David Gistau
El Mundo, 16.06.2009
EL ENCUENTRO de 'El Follonero' y Otegi sentados sobre los peldaños de una escalera poco tuvo que ver con el de los Panteras Negras y Leonard Bernstein en un lujoso ático de Manhattan. Para Tom Wolfe, que elogió los canapés servidos por Bernstein y la cortesía de índice tieso con que discurrió el descubrimiento mutuo de dos ambientes sociales antagónicos, los Panteras eran unos malotes de atrezo con los cuales era fácil e inofensivo para los marxistas rococó rebajar el complejo de culpa burgués y dejarse arrastrar por la fascinación intelectual ante una violencia sin cadáveres. Algo semejante a lo que nuestros turistas de la utopía siempre buscaron en la selva Lacandona, entre poemas, cananas decorativas y escopetas de corcho.

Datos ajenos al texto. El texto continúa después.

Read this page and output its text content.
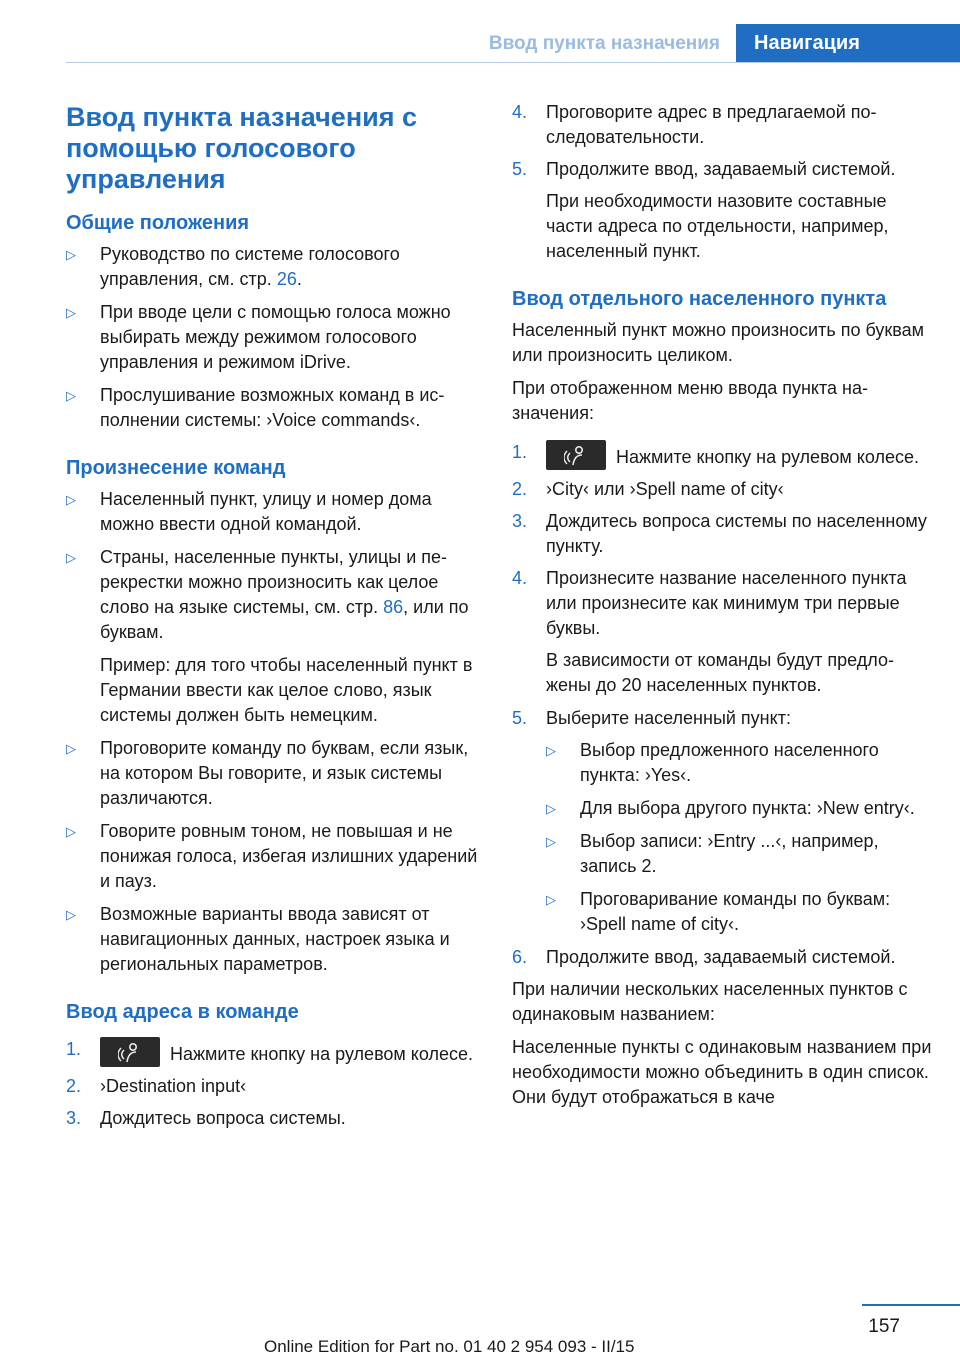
Ввод пункта назначения	Навигация
Ввод пункта назначения с помощью голосового управления
Общие положения
▷	Руководство по системе голосового управления, см. стр. 26.
▷	При вводе цели с помощью голоса можно выбирать между режимом голосового управления и режимом iDrive.
▷	Прослушивание возможных команд в исполнении системы: ›Voice commands‹.
Произнесение команд
▷	Населенный пункт, улицу и номер дома можно ввести одной командой.
▷	Страны, населенные пункты, улицы и перекрестки можно произносить как целое слово на языке системы, см. стр. 86, или по буквам.
Пример: для того чтобы населенный пункт в Германии ввести как целое слово, язык системы должен быть немецким.
▷	Проговорите команду по буквам, если язык, на котором Вы говорите, и язык системы различаются.
▷	Говорите ровным тоном, не повышая и не понижая голоса, избегая излишних ударений и пауз.
▷	Возможные варианты ввода зависят от навигационных данных, настроек языка и региональных параметров.
Ввод адреса в команде
1.	Нажмите кнопку на рулевом колесе.
2. ›Destination input‹
3. Дождитесь вопроса системы.
4. Проговорите адрес в предлагаемой последовательности.
5. Продолжите ввод, задаваемый системой.
При необходимости назовите составные части адреса по отдельности, например, населенный пункт.
Ввод отдельного населенного пункта
Населенный пункт можно произносить по буквам или произносить целиком.
При отображенном меню ввода пункта назначения:
1.	Нажмите кнопку на рулевом колесе.
2. ›City‹ или ›Spell name of city‹
3. Дождитесь вопроса системы по населенному пункту.
4. Произнесите название населенного пункта или произнесите как минимум три первые буквы.
В зависимости от команды будут предложены до 20 населенных пунктов.
5. Выберите населенный пункт:
▷	Выбор предложенного населенного пункта: ›Yes‹.
▷	Для выбора другого пункта: ›New entry‹.
▷	Выбор записи: ›Entry ...‹, например, запись 2.
▷	Проговаривание команды по буквам: ›Spell name of city‹.
6. Продолжите ввод, задаваемый системой.
При наличии нескольких населенных пунктов с одинаковым названием:
Населенные пункты с одинаковым названием при необходимости можно объединить в один список. Они будут отображаться в каче
157
Online Edition for Part no. 01 40 2 954 093 - II/15
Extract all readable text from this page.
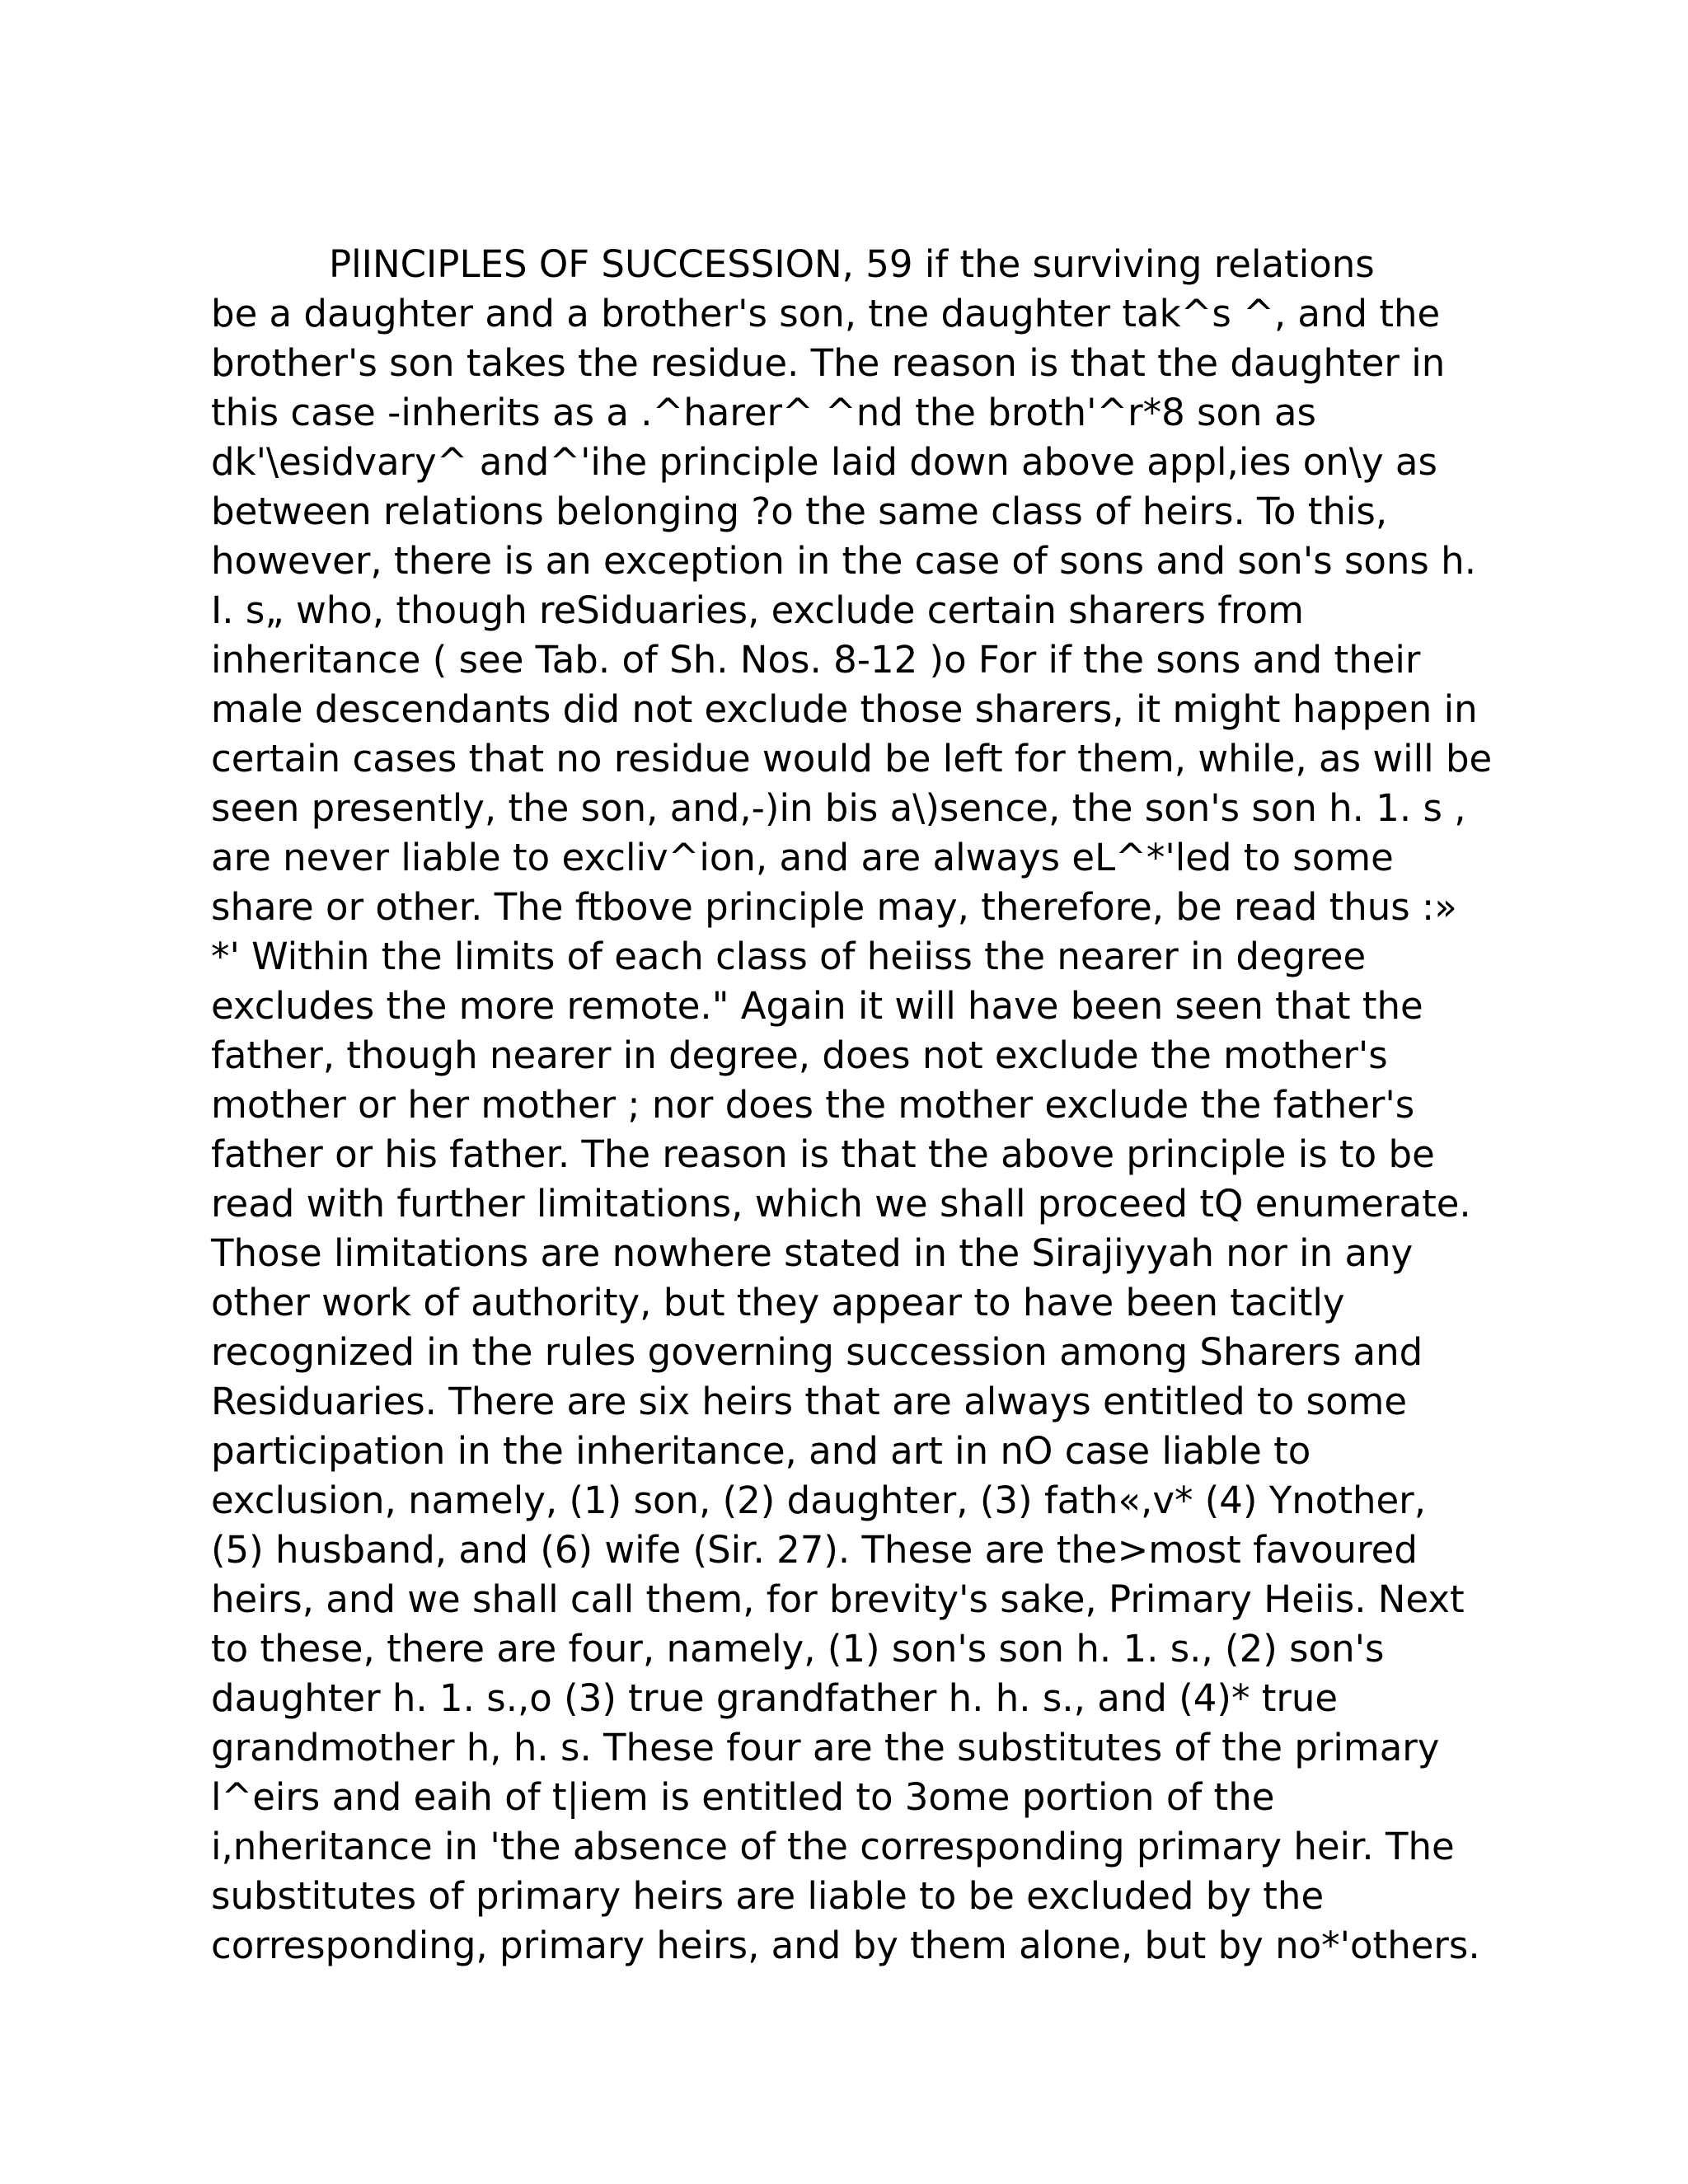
PlINCIPLES OF SUCCESSION, 59 if the surviving relations
be a daughter and a brother's son, tne daughter tak^s ^, and the
brother's son takes the residue. The reason is that the daughter in
this case -inherits as a .^harer^ ^nd the broth'^r*8 son as
dk'\esidvary^ and^'ihe principle laid down above appl,ies on\y as
between relations belonging ?o the same class of heirs. To this,
however, there is an exception in the case of sons and son's sons h.
I. s„ who, though reSiduaries, exclude certain sharers from
inheritance ( see Tab. of Sh. Nos. 8-12 )o For if the sons and their
male descendants did not exclude those sharers, it might happen in
certain cases that no residue would be left for them, while, as will be
seen presently, the son, and,-)in bis a\)sence, the son's son h. 1. s ,
are never liable to excliv^ion, and are always eL^*'led to some
share or other. The ftbove principle may, therefore, be read thus :»
*' Within the limits of each class of heiiss the nearer in degree
excludes the more remote." Again it will have been seen that the
father, though nearer in degree, does not exclude the mother's
mother or her mother ; nor does the mother exclude the father's
father or his father. The reason is that the above principle is to be
read with further limitations, which we shall proceed tQ enumerate.
Those limitations are nowhere stated in the Sirajiyyah nor in any
other work of authority, but they appear to have been tacitly
recognized in the rules governing succession among Sharers and
Residuaries. There are six heirs that are always entitled to some
participation in the inheritance, and art in nO case liable to
exclusion, namely, (1) son, (2) daughter, (3) fath«,v* (4) Ynother,
(5) husband, and (6) wife (Sir. 27). These are the>most favoured
heirs, and we shall call them, for brevity's sake, Primary Heiis. Next
to these, there are four, namely, (1) son's son h. 1. s., (2) son's
daughter h. 1. s.,o (3) true grandfather h. h. s., and (4)* true
grandmother h, h. s. These four are the substitutes of the primary
l^eirs and eaih of t|iem is entitled to 3ome portion of the
i,nheritance in 'the absence of the corresponding primary heir. The
substitutes of primary heirs are liable to be excluded by the
corresponding, primary heirs, and by them alone, but by no*'others.
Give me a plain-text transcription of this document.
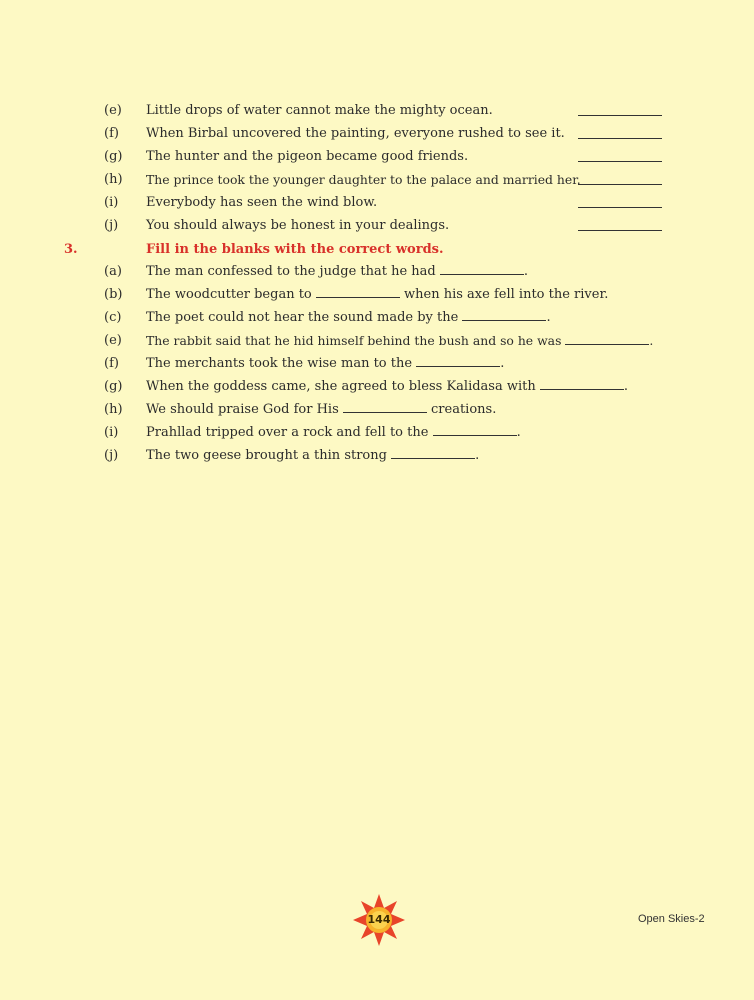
(e)	Little drops of water cannot make the mighty ocean.
(f)	When Birbal uncovered the painting, everyone rushed to see it.
(g)	The hunter and the pigeon became good friends.
(h)	The prince took the younger daughter to the palace and married her.
(i)	Everybody has seen the wind blow.
(j)	You should always be honest in your dealings.
3.	Fill in the blanks with the correct words.
(a)	The man confessed to the judge that he had	.
(b)	The woodcutter began to	when his axe fell into the river.
(c)	The poet could not hear the sound made by the	.
(e)	The rabbit said that he hid himself behind the bush and so he was	.
(f)	The merchants took the wise man to the	.
(g)	When the goddess came, she agreed to bless Kalidasa with	.
(h)	We should praise God for His	creations.
(i)	Prahllad tripped over a rock and fell to the	.
(j)	The two geese brought a thin strong	.
144	Open Skies-2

Mayor es la dificultad moral que representa Otegi, símbolo y ariete político de una violencia con estela de cadáveres por quien El Follonero, sin renunciar al colegueo, se dejó impartir lecciones de política civilizada y sobre cómo instruir al pueblo español en cultura democrática. El simpático reportero, que no en vano había ido a hacer humor y a ser guay, en ningún momento cometió con su invitado la insolencia de preguntar a partir de cuántos tiros en la nuca puede darse por asimilada la lección de cultura democrática. O qué dosis es necesaria de extorsiones y secuestros como aquellos en los que el propio Otegi participó cuando aún era un terrorista alborotado sin posibilidad alguna de pasar por hombre de paz ni de protagonizar divertimentos tan superficiales que ni siquiera reparan en las honduras de un dolor mucho más definitivo y cierto que cualquier fascinación intelectual.
A El Follonero se le sienta al lado Otegi y su principal preocupación es averiguar si España podría contar en Eurovisión con los 12 puntos ofrecidos por un País Vasco independiente. Muy graciosa la pregunta, e igual de útil para evitarse problemas que la partida de tute no interrumpida de Azpeitia. Es probable que El Follonero jamás hubiera dado semejante tratamiento a Otegi si no fuera porque la humanización del etarra es una herencia de la pasada legislatura de la cual los afines a la oficialidad no están del todo desprogramados. Pero lo más encantador fue asistir a los escrúpulos de El Follonero cuando se preguntaba si renunciar a coleguear con Otegi sería autocensura. Hasta la democracia más abierta debe identificar a sus enemigos, los que matan a su gente ya sea en la teoría o en la práctica, y decidir sin remilgos que hay cosas que no se hacen con ellos por respeto a tanta sangre derramada. Por ejemplo, chistes.